Keo turned the con into an organized enterprise, keeping track of each target and how much they took. “I could do all the math in my head. Like, if you told me the bill was $40,000, I knew exactly what cut went to what,” Keo told New York Magazine. She also cultivated connections at clubs, like the Roadhouse in Queens, so women could take a cut of the charges. For every dollar the men spent, they’d get a percentage.
As in the movie, Keo and Barbash also hired sex workers from Craigslist and Backdoor, and brought them in on the spoils. Keo remembers buying her first pair of Louboutins.
Fiction: One man brought down the scheme
The bigger the scheme got, the harder it was to control. While speaking to New York Magazine, Keo describes how Barbash became increasingly reckless with her targets. The latter preyed on a father who lost his house in a hurricane.
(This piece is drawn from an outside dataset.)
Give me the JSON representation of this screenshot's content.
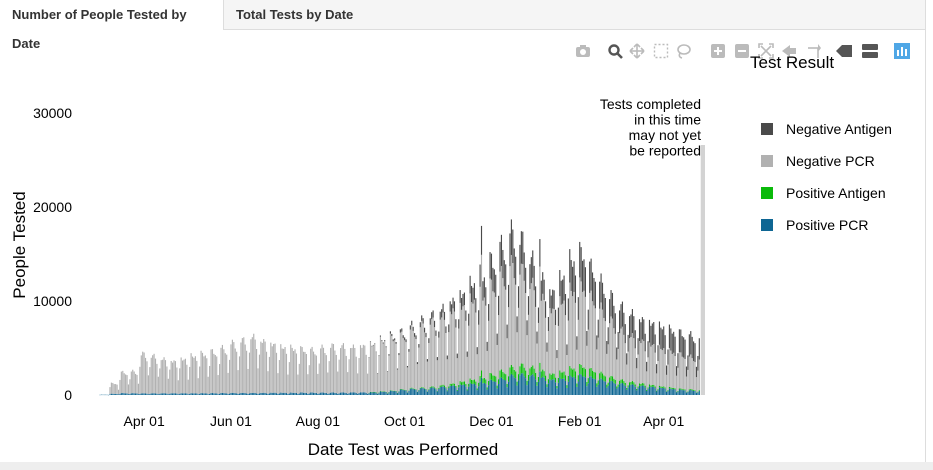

The NYPD eventually got a call from a New Jersey cardiologist, Zyad Younan, who claimed a group of ex-strippers drugged him and charged $135,000 over four visits to the Scores Club. Unlike a lot of other people claiming false charges, Younan had a tape of him speaking with the perpetrator. From there, the police quickly tracked down the key players and brought Barbash, Parscucci, Rosen, and Keo to Rikers Island prison.
In total, there were four victims working with police. So in the movie, a few men — not just one — tip off the police to the women’s crimes. Doug (played by Steven Boyer) racks up a disastrous amount of money on his corporate card.
Fact: Destiny was the first to take a plea deal
After being arrested, all four women were charged with conspiracy, grand larceny, and other charges. Keo was the first to take a plea deal in 2014. Barbash sent her a text: We heard you took a plea deal. Good luck. In the movie, Destiny tells Ramona in person, immediately after taking the plea. A text just doesn’t have the same drama.
Fiction: Ramona and Destiny are not their real names
The characters in Hustlers are based on the real women who ran the fishing scheme — but they aren’t exactly the same people. For one, the names are changed. The “Samantha” figure, who runs the people side of the business, is called Ramona. The “Rosie” figure, who handles the numbers side, is Destiny.
Plus, the real women weren’t stripping when they started fishing. In fact, Barbas was never a stripper. She told the New York Post she plans to sue Lopez and STX Entertainment, the movie’s production company, for misrepresenting her. “If she wants to play me, then she should have gotten the real story,” Barbash said.
Hustlers also features other main players. Destiny and Ramona are flanked by the movie’s other strippers, played by Cardi B, Lizzo, Lili Reinhart, and Keke Palmer.